The study redacts the proper name of Clark's grandmother, simply CNN identified her as Sequita Thompson last year.

Frustrated residents protesting a year later

Frustrated residents decried the state attorney general's decision not to bring charges confronting the officers who shot Clark.

The attorney general's move Mon continued a week of thwarting for Clark'south supporters later Sacramento County also declined to file charges. Clark was shot seven times, including iii times in the dorsum, according to an autopsy released by the Sacramento County Coroner's Office. An independent autopsy plant that he was shot eight times, six of those wounds in his back, according to a forensic pathologist retained by his family unit.

Nigh a yr ago, his death triggered days of protests with demonstrators demanding law accountability, office of the broader Black Lives Matter move.

Protesters block an intersection to demonstrate the decision by Sacramento District Attorney not to charge the Sacramento police officers who shot and killed Stephon Clark last year.

Police chief met Clark'southward female parent

Sacramento Police Master Daniel Hahn presented the victim'south mother, SeQuette Clark, with the reports detailing the findings in her son's death, CNN affiliate KCRA reported. The two met at a parking lot in the city Tuesday, and the constabulary master told the victim's female parent that he wanted to make sure she got a hard copy of the study.

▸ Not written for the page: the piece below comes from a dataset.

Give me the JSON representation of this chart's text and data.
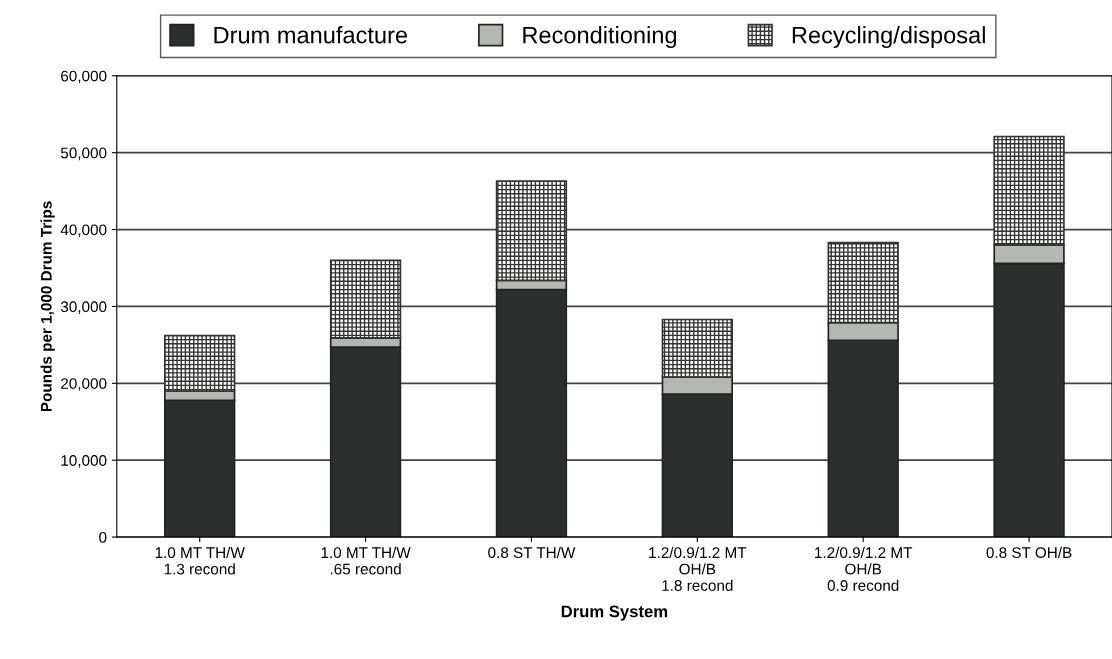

"The top one is the commune attorney's study and the attorney general's study, and then the big i is the whole (Sacramento Law Section) study," Hahn said.

Clark, who was dressed in black, took the stack of paperwork. "And so appreciate information technology," she said.

Federal authorities announced Tuesday that they program to acquit an investigation to determine whether Clark'southward ceremonious rights were violated.